Steps O6, O8, and O12 are repeated several times, thereby producing a current waveform result O13 that very accurately simulates fluctuations in line voltage.
In step O14, the current waveform result O13 prepared in step O12 is entered and subjected to FFT processing, to thereby enable frequency spectrum analysis. Thus, an EMI analysis result O15 is obtained.
In the conventional example, the precision of verification varies greatly according to the combination of the LPE processing O3, the power line LPE processing O10, and the source current modeling processing O8. However, a certain level of accuracy of analysis can be expected. A transient analysis simulator typified by SPICE is limited to transistor-level analysis of an electric current and thus, an enormous amount of processing time is required.

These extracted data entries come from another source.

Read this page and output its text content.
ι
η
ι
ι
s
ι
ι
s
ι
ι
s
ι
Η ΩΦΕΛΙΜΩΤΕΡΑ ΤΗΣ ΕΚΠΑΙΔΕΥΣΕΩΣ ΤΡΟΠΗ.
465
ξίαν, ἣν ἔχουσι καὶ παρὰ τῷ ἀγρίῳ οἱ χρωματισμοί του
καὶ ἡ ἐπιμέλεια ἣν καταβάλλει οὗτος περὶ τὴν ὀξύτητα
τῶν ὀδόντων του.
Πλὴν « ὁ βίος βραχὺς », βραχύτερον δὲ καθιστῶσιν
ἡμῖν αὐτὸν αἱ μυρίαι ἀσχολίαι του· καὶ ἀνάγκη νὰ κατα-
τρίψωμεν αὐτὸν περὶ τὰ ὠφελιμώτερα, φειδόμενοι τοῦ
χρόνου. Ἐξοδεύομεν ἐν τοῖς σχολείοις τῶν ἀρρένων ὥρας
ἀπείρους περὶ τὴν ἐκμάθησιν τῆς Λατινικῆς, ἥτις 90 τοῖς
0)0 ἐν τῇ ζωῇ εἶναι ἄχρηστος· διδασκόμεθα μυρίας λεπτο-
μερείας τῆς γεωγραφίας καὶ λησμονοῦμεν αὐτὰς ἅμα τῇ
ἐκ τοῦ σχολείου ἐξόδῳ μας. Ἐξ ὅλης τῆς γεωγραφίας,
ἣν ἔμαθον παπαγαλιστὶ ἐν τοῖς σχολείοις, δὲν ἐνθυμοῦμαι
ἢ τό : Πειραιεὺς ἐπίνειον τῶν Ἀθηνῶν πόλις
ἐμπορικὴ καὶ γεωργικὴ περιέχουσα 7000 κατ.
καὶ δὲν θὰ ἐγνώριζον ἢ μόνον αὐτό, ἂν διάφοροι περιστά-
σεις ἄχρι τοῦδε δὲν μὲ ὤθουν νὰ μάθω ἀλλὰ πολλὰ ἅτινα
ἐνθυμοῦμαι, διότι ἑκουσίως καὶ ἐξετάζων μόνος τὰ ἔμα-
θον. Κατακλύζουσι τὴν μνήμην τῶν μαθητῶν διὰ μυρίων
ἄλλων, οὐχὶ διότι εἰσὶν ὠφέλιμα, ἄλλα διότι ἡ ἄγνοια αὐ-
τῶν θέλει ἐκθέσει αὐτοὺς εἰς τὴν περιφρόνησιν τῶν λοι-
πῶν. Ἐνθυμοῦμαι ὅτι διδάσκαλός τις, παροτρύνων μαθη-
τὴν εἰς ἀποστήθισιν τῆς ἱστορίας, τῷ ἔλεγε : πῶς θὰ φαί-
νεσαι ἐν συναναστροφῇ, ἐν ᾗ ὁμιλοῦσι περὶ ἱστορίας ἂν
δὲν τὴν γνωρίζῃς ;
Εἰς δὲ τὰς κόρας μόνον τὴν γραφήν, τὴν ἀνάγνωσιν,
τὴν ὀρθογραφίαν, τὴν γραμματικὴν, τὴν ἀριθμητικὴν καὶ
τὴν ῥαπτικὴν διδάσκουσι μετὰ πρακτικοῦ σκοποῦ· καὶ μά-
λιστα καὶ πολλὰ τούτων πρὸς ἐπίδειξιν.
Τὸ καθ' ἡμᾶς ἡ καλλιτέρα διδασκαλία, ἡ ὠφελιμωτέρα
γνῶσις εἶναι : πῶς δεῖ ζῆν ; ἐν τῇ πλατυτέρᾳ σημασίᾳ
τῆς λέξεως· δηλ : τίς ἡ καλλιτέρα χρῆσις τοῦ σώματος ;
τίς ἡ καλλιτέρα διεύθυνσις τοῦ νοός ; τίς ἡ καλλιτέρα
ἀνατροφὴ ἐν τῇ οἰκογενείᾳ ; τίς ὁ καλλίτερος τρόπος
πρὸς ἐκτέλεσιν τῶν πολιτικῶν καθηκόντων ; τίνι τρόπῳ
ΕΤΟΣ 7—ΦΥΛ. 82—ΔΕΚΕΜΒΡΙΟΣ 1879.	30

Since the integration level of semiconductor integrated circuits has increased recently, establishment of an EMI analysis method is desired to enable high-speed analysis of an electric current on a higher level than a transistor level
A gate-level current analysis method has conventionally been proposed as a current analysis method that can be made faster. This gate-level current analysis method is used for analyzing power consumption. One example of a gate-level current analysis method is EMI-noise analysis that is performed in an ASIC design environment. This method is described in “EMI-Noise Analysis Under ASIC Design Environment” (ISPD&99, pp. 16 through 21). According to this technique, an event is acquired from the result of a gate-level simulation using a test vector, and the waveform of an electric current is estimated. The frequency of the thus-estimated current waveform is analyzed using FFT processing. More specifically, as shown in FIG. 16, a logic simulation 104 is based on a netlist 101 and a test vector 102, wherewith event information 105 is calculated. Based on this event information 105 and on waveform information 103 obtained at the time of toggling, processing for a current waveform calculation section 107 is executed, producing a current waveform calculation result 108. This current waveform calculation result 108 is subjected to FFT processing 109 to produce a frequency characteristic 110. The EMI-noise analysis method can perform an EMI analysis operation faster than the conventional gate-level EMI analysis method. However, use of a test vector still involves consumption of substantial execution time. Therefore, the processing speed achieved by the aforementioned EMI-noise analysis method is not sufficiently high, and demand still exists for faster EMI-noise analysis method. Another problem with the aforementioned EMI-noise analysis method is that the analysis result is dependent on the pattern of the test vector employed.
As mentioned above, the conventional example using the transistor-level current analysis method can be expected to yield a certain level of accuracy. However, a transient analysis simulator typified by SPICE is used for such a transistor-level current analysis. As such, a limitation is imposed on the level of a circuit to be analyzed, and an enormous amount of processing time is required. The level of semiconductor integrated circuits has recently increased, and thus there is a need for an EMI analysis method that enables high-speed analysis of an electric current at a scale larger than that which can be analyzed by a transistor-level simulator.
Gate-level simulation using a test vector has also been proposed. However, the example conventional gate-level simulation technique does not sufficiently increase the speed of analysis. Since the gate-level simulation technique employs a test vector, an analysis result is dependent on the test pattern employed.